At various times over the years, Woodland complained about the lasting effects of Ryerson's failure to hire him when he first applied in 1988. In the fall of 1998, Ryerson manager John Rich offered Woodland $12,500 to settle any and all past claims against Ryerson. On the advice of counsel, Woodland did not accept this offer and sign the written release proposed by Ryerson. Woodland alleges that Ryerson unlawfully retaliated against his protected activity in rejecting the settlement offer when Rich "hounded" Woodland to repay a $500 personal loan that Ryerson made in 1998, when Woodland was facing financial hardship. Woodland also alleges that Ryerson retaliated against him for filing this lawsuit by reassigning him from Bay 2 to Bay 6 when Woodland had health concerns about the Bay 6 work station.

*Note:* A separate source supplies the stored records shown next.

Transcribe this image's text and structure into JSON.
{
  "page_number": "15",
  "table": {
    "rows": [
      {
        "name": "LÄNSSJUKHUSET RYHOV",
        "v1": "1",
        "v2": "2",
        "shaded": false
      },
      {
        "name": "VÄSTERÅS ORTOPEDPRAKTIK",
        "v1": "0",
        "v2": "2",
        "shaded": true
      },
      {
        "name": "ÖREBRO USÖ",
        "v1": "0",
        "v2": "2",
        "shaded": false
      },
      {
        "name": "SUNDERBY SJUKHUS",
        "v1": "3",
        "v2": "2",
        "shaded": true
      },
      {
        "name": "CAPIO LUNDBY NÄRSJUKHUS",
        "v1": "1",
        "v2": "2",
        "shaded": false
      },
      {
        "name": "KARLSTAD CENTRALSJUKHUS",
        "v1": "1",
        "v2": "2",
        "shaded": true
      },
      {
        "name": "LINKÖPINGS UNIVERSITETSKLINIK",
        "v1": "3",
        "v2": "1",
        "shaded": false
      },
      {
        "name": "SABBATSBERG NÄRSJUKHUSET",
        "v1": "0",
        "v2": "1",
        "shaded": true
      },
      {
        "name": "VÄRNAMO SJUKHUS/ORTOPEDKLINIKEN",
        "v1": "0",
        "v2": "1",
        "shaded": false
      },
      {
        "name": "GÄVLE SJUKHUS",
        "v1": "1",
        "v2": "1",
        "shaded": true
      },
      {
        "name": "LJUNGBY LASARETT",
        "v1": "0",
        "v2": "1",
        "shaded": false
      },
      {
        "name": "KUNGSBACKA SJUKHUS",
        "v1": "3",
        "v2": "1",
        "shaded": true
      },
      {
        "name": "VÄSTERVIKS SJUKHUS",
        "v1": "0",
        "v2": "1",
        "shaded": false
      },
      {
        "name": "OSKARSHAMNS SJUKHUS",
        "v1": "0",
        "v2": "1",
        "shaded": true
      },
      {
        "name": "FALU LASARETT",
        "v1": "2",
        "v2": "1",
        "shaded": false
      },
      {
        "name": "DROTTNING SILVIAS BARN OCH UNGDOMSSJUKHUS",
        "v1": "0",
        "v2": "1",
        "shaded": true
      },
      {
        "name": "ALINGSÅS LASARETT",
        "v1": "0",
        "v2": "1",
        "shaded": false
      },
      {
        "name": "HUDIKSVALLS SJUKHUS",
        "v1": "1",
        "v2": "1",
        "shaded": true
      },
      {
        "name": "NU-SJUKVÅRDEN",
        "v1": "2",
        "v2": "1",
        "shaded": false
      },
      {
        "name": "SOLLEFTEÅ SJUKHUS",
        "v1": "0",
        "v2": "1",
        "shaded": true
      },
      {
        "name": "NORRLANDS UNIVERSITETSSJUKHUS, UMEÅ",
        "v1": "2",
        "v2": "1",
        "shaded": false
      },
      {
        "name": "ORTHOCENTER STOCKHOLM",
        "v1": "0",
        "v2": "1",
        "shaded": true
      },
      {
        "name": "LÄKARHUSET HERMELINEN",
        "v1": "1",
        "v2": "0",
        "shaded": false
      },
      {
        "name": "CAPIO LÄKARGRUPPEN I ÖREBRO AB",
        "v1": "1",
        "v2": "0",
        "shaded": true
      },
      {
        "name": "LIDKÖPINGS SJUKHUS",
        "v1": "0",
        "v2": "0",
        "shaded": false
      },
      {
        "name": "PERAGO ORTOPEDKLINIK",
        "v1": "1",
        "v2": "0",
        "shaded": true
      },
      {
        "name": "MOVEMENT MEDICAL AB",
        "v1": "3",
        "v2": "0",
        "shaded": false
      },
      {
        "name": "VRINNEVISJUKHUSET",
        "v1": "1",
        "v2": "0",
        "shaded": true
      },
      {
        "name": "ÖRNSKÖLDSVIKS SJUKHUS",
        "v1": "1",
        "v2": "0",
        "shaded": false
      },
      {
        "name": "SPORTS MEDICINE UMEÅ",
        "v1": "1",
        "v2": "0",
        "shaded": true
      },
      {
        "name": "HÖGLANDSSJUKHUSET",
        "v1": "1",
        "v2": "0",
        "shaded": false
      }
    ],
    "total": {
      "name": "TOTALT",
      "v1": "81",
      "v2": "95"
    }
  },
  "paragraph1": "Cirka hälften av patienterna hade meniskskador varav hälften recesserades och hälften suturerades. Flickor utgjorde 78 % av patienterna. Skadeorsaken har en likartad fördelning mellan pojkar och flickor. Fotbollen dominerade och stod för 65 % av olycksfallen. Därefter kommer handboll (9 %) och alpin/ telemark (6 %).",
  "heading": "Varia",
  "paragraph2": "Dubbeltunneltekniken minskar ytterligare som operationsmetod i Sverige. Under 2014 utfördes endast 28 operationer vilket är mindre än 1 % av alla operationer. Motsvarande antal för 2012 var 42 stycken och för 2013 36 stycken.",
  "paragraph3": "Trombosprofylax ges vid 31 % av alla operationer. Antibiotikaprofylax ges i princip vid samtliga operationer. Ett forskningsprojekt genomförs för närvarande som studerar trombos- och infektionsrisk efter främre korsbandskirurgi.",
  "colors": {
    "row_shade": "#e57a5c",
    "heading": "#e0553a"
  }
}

A prima facie case of unlawful retaliation requires a showing that the employee engaged in some form of protected activity, that the employee was subject to adverse employment action, and that the adverse action was causally connected to the protected activity. See Kim v. Nash Finch Co., 123 F.3d 1046, 1060 (8th Cir. 1997). The district court dismissed the retaliation claims because Woodland failed to present evidence of an "adverse employment action." We agree. Assuming Ryerson's settlement offer could ever be construed as potentially unlawful retaliation, Woodland suffered no adverse consequences because he refused the offer. The $500 personal loan was a benefit to Woodland. When the loan became overdue, Ryerson's demand that it be repaid cannot be unlawful retaliation because Woodland presented no evidence of disparate treatment, that is, evidence that other employees received personal loans that Ryerson forgave when they became overdue. Finally, Woodland's reassignment to Bay 6 — which Ryerson explained was done to fill a vacancy on the team fulfilling an important contractual commitment because Woodland was the most capable employee for the job — caused no change in Woodland's title, salary, benefits, or duties. " [C]hanges in duties or working conditions that cause no materially significant disadvantage ... are insufficient to establish the adverse conduct required to make a prima facie case." Ledergerber v. Stangler, 122 F.3d 1142, 1144 (8th Cir. 1997). It is clear Woodland did not like the reassignment, but he presented no evidence that his health concerns were well-founded. " [N]ot everything that makes an employee unhappy is an actionable adverse action." Montandon v. Farmland Indus., Inc., 116 F.3d 355, 359-60 (8th Cir. 1997).

For the foregoing reasons, the judgment of the district court is affirmed.

 1

The Honorable DONOVAN W. FRANK, United States District Judge for the District of Minnesota

 2

Woodland asserts claims under the Age Discrimination in Employment Act, 29 U.S.C. § 621 et seq.; 42 U.S.C. § 1981; Title VII, 42 U.S.C. § 2000e-2 et seq.; the Minnesota Dismissal for Age Act, Minn.Stat. § 181.81 et seq.; and the Minnesota Human Rights Act, Minn.Stat. § 363.01 et seq. He has not a scintilla of evidence supporting the age discrimination claims, so we focus our analysis on his race discrimination and retaliation claims.